L’action s’est clôturée avec deux discours. Erik Demeester de la champagne Pas Touche au Venezuela a expliqué comment  la droite en Bolivie a tenté de passer en force. Provisoirement le danger est écarté. Evo Morales a entamé de nouvelles négociations avec l’opposition de droite.  Mais les masses ne font – à juste titre- pas confiance dans ces négociations et ont entamé des mobilisations de masse et demandent des armes pour ce défendre contre les attaques violentes des milices d’extrême droite. L’oligarchie de la Bolivie et du Venezuela ne se réconciliera jamais avec ces gouvernements  de gauche. Elle ne se reposera pas avant d’avoir renversé ces gouvernements.

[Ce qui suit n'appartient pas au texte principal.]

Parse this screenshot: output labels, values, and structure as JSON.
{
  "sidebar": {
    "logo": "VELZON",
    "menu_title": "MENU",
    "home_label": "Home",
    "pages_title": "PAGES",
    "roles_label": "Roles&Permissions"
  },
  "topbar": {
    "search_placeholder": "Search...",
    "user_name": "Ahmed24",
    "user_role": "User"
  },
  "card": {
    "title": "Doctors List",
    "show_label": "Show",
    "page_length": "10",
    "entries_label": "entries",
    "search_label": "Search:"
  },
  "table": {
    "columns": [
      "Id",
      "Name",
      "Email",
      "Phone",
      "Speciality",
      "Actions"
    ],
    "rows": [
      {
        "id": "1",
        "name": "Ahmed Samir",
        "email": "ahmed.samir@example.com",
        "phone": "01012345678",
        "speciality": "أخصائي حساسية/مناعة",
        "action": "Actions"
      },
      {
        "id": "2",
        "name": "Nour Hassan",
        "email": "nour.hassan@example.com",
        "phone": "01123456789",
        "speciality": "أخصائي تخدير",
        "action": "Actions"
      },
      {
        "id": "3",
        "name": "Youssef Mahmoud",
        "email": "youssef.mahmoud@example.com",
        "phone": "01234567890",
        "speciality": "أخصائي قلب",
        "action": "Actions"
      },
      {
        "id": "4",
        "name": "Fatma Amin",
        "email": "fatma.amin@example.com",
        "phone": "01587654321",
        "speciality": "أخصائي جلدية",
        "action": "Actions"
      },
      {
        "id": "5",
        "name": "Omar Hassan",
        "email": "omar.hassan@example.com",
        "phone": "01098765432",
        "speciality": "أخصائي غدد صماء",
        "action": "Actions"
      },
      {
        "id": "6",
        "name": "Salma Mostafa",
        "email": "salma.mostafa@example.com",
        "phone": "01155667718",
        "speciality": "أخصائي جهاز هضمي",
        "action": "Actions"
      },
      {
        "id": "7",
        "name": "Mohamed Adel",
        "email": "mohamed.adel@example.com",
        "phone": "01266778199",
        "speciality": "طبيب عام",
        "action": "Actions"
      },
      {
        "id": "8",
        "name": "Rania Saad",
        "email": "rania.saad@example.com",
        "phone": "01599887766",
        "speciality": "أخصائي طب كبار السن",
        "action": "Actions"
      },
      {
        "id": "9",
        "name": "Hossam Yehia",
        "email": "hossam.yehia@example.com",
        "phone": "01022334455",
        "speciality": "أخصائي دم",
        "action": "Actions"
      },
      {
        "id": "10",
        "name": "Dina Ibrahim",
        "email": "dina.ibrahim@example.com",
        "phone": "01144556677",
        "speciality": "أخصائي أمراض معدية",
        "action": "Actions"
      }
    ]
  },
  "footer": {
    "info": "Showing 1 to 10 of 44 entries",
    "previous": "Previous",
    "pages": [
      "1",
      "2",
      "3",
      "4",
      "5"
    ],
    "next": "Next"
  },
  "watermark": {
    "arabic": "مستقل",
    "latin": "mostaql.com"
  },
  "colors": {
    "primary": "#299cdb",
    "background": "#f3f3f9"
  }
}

Marcelo Estrada, membre du MAS Bolivien pris ensuite la parole Il a expliqué que la droite utilise ces négociations pour gagner du temps et pour regrouper ces forces.  L’opposition qui est ouvertement fasciste et raciste n’a pas peur de provoquer des massacres comme celles des paysans du département de Pando.  Ensuite Marcelo a critiqué la justice bolivienne pour sa volonté de libérer l’auteur intellectuel des massacres, le préfet de Pando.  Son discours fut interrompu –amicalement- par le slogan ‘El pueblo armado, jamas sera aplastado’ (Le peuple armé ne sera jamais écrasé).  Pour conclure Marcelo a remercié tout le monde pour leur solidarité et l’action très réussie.